The stock has seen a significant uptick in analyst revisions, with eight analysts revising earnings estimates upward for the upcoming period. This positive sentiment reflects the broader market trend of renewable energy stocks performing well, with the group as a whole reporting strong Q2 earnings [3].
Shoals' robust Q2 performance, with revenues of $110.8 million up 11.7% year on year, further underscores the company's strong position in the market. The company's CEO, Brandon Moss, expressed optimism about the company's trajectory, noting that the year is shaping up to be very strong and that the company continues to see traction within its four growth initiatives [3].
In conclusion, UBS Group's positive outlook on Shoals, coupled with the company's strong Q2 performance and analyst revisions, presents a compelling case for investors to consider the stock. As data center expansion and the demand for renewable energy continue to grow, Shoals is well-positioned to benefit from these trends.
UBS--
Shares of solar energy systems company Shoals (NASDAQ:SHLS) rose 5.1% after UBS raised its price target to $9 from $7 and maintained a Buy rating, citing strong demand for electricity and battery storage tied to data center expansion. The firm also increased adjusted EBITDA estimates for 2025-2027. Eight analysts have revised earnings estimates upward for the upcoming period.
Shares of Shoals (NASDAQ:SHLS), a leading provider of solar energy systems, rose 5.1% after UBS Group raised its price target to $9 from $7 and maintained a "Buy" rating. The firm's positive outlook was driven by strong demand for electricity and battery storage tied to data center expansion, as well as increased adjusted EBITDA estimates for 2025-2027 [1].According to Chris Quintal, an analyst at UBS Group, the company's strategy of accelerating growth within its core domestic utility scale markets is yielding results. Quintal cited the increasing demand for renewable energy as a key factor driving Shoals' performance, noting that the company's products are well-positioned to benefit from the growing need for efficient and sustainable energy solutions [1].
The stock has seen a significant uptick in analyst revisions, with eight analysts revising earnings estimates upward for the upcoming period. This positive sentiment reflects the broader market trend of renewable energy stocks performing well, with the group as a whole reporting strong Q2 earnings [3].

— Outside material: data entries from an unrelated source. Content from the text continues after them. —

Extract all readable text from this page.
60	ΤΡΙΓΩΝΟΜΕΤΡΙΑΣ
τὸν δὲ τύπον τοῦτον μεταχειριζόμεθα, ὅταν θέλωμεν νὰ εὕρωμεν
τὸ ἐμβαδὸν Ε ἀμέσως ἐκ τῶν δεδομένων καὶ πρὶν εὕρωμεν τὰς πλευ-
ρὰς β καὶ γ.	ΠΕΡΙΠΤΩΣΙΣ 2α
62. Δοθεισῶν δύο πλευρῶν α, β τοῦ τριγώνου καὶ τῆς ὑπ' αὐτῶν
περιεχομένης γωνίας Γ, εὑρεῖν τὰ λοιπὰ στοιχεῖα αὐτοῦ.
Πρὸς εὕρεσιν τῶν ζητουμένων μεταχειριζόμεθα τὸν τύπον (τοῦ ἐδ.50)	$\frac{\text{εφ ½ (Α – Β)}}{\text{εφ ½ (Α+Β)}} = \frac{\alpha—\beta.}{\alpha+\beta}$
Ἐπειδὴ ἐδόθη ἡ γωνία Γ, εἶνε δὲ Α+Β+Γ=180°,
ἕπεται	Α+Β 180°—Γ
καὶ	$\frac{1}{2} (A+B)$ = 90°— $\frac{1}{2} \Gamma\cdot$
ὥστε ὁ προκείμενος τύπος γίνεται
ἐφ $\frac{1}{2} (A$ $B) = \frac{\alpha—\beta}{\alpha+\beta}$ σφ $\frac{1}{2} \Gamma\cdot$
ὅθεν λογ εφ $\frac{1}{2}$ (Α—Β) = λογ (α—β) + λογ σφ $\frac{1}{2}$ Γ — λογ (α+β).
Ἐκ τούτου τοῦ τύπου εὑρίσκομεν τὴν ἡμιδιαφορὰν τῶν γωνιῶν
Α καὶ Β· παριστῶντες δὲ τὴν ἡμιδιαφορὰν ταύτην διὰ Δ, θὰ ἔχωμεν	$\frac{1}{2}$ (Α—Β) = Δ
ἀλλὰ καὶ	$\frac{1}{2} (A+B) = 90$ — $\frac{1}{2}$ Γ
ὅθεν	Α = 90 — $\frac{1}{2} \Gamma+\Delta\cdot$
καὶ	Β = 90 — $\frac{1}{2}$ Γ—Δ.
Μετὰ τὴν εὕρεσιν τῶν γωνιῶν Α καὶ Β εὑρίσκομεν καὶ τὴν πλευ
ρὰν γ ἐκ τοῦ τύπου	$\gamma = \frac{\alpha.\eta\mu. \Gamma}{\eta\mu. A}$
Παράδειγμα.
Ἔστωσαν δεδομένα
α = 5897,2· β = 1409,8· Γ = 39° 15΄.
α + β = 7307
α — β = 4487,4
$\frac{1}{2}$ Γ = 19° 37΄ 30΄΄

Shoals' robust Q2 performance, with revenues of $110.8 million up 11.7% year on year, further underscores the company's strong position in the market. The company's CEO, Brandon Moss, expressed optimism about the company's trajectory, noting that the year is shaping up to be very strong and that the company continues to see traction within its four growth initiatives [3].
In conclusion, UBS Group's positive outlook on Shoals, coupled with the company's strong Q2 performance and analyst revisions, presents a compelling case for investors to consider the stock. As data center expansion and the demand for renewable energy continue to grow, Shoals is well-positioned to benefit from these trends.